# File 05: Preprocessing User Timeline DataFrame

This file does exactly what you think it does. Preprocessing and a lot of it. Firstly we need to make sure the tweets we feed into the model to run prediction on are in the correct format. We also decided to put a limit on the number of tweets a user should have. Here we are only considering users which have tweets in the range of 100 to 200 as it should give us more accuracy while predicting its accuracy. We also remove any tweets which have less than 3 words in it. 

### Input Files:
- 03-user-tweets-english-only.csv

### Output Files:
- 05-shortlisted-tweets.csv
- 05-shortlisted-usernames.csv

### Steps:
1. loading required libraries
1. read user timeline tweets from dataframe
1. create functions that will preprocess the dataset
1. selecting only the tweets which have more than 2 words.
1. making a list of all usernames
1. counting tweets by each user
1. shortlisting users with tweet count between 100 and 200
1. making final list of tweets and users
1. creating dataframes
1. saving dataframes

In [1]:
# loading required libraries

import pandas as pd
import numpy as np
from tqdm import tqdm
import re

In [2]:
# read user timeline tweets from dataframe

df = pd.read_csv('db/03-user-tweets-english-only.csv')
user = df.USER.values.tolist()
tweet = df.TWEET.values.tolist()

In [3]:
# create functions that will preprocess the dataset

def remove_tags(text):
    TAG_RE = re.compile(r'<[^>]+>')
    return TAG_RE.sub('', text)

stopwords = set(["a", "about", "above", "after", "again", "against", "all", "am", "an", "and", "any", "are", "aren't", "as", "at", "be", "because", "been", "before", "being", "below", "between", "both", "but", "by", "can't", "cannot", "could", "couldn't", "did", "didn't", "do", "does", "doesn't", "doing", "don't", "down", "during", "each", "few", "for", "from", "further", "had", "hadn't", "has", "hasn't", "have", "haven't", "having", "he", "he'd", "he'll", "he's", "her", "here", "here's", "hers", "herself", "him", "himself", "his", "how", "how's", "i", "i'd", "i'll", "i'm", "i've", "if", "in", "into", "is", "isn't", "it", "it's", "its", "itself", "let's", "me", "more", "most", "mustn't", "my", "myself", "no", "nor", "not", "of", "off", "on", "once", "only", "or", "other", "ought", "our", "ours", "ourselves", "out", "over", "own", "same", "shan't", "she", "she'd", "she'll", "she's", "should", "shouldn't", "so", "some", "such", "than", "that", "that's", "the", "their", "theirs", "them", "themselves", "then", "there", "there's", "these", "they", "they'd", "they'll", "they're", "they've", "this", "those", "through", "to", "too", "under", "until", "up", "very", "was", "wasn't", "we", "we'd", "we'll", "we're", "we've", "were", "weren't", "what", "what's", "when", "when's", "where", "where's", "which", "while", "who", "who's", "whom", "why", "why's", "with", "won't", "would", "wouldn't", "you", "you'd", "you'll", "you're", "you've", "your", "yours", "yourself", "yourselves"])
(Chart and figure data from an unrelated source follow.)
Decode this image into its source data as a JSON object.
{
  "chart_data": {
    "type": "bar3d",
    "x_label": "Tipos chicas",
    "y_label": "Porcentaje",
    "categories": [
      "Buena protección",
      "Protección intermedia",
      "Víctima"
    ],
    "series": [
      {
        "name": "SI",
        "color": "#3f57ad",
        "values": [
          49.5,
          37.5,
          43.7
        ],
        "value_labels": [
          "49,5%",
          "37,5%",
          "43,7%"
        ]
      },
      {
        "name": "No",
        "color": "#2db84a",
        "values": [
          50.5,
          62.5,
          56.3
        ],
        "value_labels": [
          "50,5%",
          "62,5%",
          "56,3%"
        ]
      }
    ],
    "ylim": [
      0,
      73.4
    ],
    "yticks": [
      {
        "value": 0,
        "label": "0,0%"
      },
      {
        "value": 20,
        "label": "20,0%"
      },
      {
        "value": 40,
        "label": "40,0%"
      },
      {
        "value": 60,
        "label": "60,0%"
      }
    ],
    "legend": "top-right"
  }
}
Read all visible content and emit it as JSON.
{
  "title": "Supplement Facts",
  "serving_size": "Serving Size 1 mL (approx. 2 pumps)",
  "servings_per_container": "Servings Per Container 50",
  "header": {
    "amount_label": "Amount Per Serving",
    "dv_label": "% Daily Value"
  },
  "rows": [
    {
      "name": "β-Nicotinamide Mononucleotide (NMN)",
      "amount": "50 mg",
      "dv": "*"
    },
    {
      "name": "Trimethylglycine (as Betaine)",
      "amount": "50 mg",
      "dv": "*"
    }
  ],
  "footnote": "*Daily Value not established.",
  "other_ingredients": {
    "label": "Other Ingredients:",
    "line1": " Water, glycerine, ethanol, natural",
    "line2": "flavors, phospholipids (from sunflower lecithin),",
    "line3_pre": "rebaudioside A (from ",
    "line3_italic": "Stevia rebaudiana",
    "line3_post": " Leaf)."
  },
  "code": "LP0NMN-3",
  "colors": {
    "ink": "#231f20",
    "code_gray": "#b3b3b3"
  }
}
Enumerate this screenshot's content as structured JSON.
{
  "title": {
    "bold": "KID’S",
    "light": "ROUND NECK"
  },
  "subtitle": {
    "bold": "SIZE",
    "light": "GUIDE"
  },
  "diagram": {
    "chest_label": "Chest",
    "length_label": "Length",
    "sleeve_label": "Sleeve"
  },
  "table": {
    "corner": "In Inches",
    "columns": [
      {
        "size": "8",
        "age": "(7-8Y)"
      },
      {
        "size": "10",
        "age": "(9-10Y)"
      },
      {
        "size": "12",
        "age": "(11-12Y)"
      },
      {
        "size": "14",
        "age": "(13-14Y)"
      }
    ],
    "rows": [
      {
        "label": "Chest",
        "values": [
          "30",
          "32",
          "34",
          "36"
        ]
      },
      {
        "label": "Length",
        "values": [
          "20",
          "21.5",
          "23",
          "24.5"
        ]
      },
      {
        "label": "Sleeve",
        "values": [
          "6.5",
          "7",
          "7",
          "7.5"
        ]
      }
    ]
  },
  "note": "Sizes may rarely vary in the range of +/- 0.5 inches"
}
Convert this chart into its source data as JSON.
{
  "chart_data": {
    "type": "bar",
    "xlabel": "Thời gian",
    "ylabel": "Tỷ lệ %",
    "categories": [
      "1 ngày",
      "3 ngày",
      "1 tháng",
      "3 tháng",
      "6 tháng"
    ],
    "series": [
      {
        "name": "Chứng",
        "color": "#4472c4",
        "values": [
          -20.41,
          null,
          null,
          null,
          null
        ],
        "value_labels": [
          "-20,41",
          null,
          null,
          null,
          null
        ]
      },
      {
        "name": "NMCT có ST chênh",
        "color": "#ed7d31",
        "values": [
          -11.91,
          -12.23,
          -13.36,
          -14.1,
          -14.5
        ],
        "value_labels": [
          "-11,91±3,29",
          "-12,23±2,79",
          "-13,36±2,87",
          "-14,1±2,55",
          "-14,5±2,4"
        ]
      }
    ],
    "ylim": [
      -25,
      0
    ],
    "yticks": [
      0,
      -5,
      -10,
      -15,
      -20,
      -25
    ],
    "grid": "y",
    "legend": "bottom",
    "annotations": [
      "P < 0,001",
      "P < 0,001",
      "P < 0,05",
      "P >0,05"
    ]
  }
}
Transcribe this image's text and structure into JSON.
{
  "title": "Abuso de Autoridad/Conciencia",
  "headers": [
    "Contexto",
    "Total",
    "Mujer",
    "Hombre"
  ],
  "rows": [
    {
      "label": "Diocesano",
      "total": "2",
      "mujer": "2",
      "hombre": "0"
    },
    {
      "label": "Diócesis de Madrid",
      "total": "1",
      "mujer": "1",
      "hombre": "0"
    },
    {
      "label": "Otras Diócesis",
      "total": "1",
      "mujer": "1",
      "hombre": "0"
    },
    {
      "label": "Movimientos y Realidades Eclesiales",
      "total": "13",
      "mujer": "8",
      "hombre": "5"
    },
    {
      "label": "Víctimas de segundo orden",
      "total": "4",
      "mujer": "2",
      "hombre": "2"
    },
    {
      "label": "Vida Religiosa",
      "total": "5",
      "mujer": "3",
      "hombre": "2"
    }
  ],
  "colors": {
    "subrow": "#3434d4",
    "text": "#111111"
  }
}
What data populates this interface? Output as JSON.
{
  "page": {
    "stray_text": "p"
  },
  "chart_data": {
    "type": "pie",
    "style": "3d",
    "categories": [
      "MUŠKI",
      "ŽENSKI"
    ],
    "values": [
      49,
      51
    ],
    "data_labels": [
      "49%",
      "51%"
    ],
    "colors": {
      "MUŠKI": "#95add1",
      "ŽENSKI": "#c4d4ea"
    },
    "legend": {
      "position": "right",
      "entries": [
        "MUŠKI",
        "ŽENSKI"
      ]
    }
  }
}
def remove_single_chars(text) :
    array = text.split()
    return (" ".join([w for w in array if len(w) > 1]))

def remove_stopwords(text) :
    text = " ".join([word for word in text.split() if word not in stopwords])
    return text

def preprocess_text(sen) :
    sentence = remove_tags(sen)
    sentence = re.sub('@[A-Za-z]+[A-Za-z0-9-_]+', '', sentence)
    sentence = re.sub(r"http\S+", "", sentence)
    sentence = re.sub('[^a-zA-Z]', ' ', sentence)
    sentence = re.sub('/\b\S\s\b/', "", sentence)
    sentence = re.sub(r"\s+[a-zA-Z]\s+", ' ', sentence)
    sentence = re.sub(r'\s+', ' ', sentence)
    sentence = remove_stopwords(sentence)
    sentence = remove_single_chars(sentence)
    return sentence

In [4]:
# selecting only the tweets which have more than 2 words.

user_new = []
tweet_new = []

for index in tqdm(range(len(df))):
    text = preprocess_text(tweet[index])
    if len(text.split()) > 2 :
        user_new.append(user[index])
        tweet_new.append(text)

100%|████████████████████████████████████████████████████████████████████| 953285/953285 [00:19<00:00, 48498.17it/s]


In [6]:
# making a list of all usernames

username = []
for x in tqdm(range(len(user_new))):
    if user_new[x] not in username :
        username.append(user_new[x])

100%|████████████████████████████████████████████████████████████████████| 868770/868770 [00:33<00:00, 26087.15it/s]


In [15]:
# counting tweets by each user

np_user = np.array(user)
tweetcount = []

for searchval in tqdm(username) :
    lst = list(np.where(np_user == searchval)[0])
    tweetcount.append(len(lst))

100%|██████████████████████████████████████████████████████████████████████████| 9159/9159 [00:50<00:00, 181.71it/s]


In [16]:
# shortlisting users with tweet count between 100 and 200

shortlist = []
for x in tqdm(range(len(username))) :
    if (tweetcount[x] >= 100) and (tweetcount[x] <= 200) :
        shortlist.append(username[x])

100%|██████████████████████████████████████████████████████████████████████| 9159/9159 [00:00<00:00, 3053221.30it/s]


In [19]:
# making final list of tweets and users

final_user = []
final_tweet = []

for x in tqdm(range(len(user_new))) :
    if user_new[x] in shortlist :
        final_user.append(user_new[x])
        final_tweet.append(tweet_new[x])

100%|████████████████████████████████████████████████████████████████████| 868770/868770 [00:22<00:00, 38502.17it/s]


In [20]:
# creating dataframes

final = pd.DataFrame(list(zip(final_user, final_tweet)), columns=['USER', 'TWEET'])
username = pd.DataFrame(shortlist, columns=['USER'])

In [27]:
# saving dataframes

final.to_csv('db/05-shortlisted-tweets.csv', index=False)
username.to_csv('db/05-shortlisted-usernames.csv', index=False)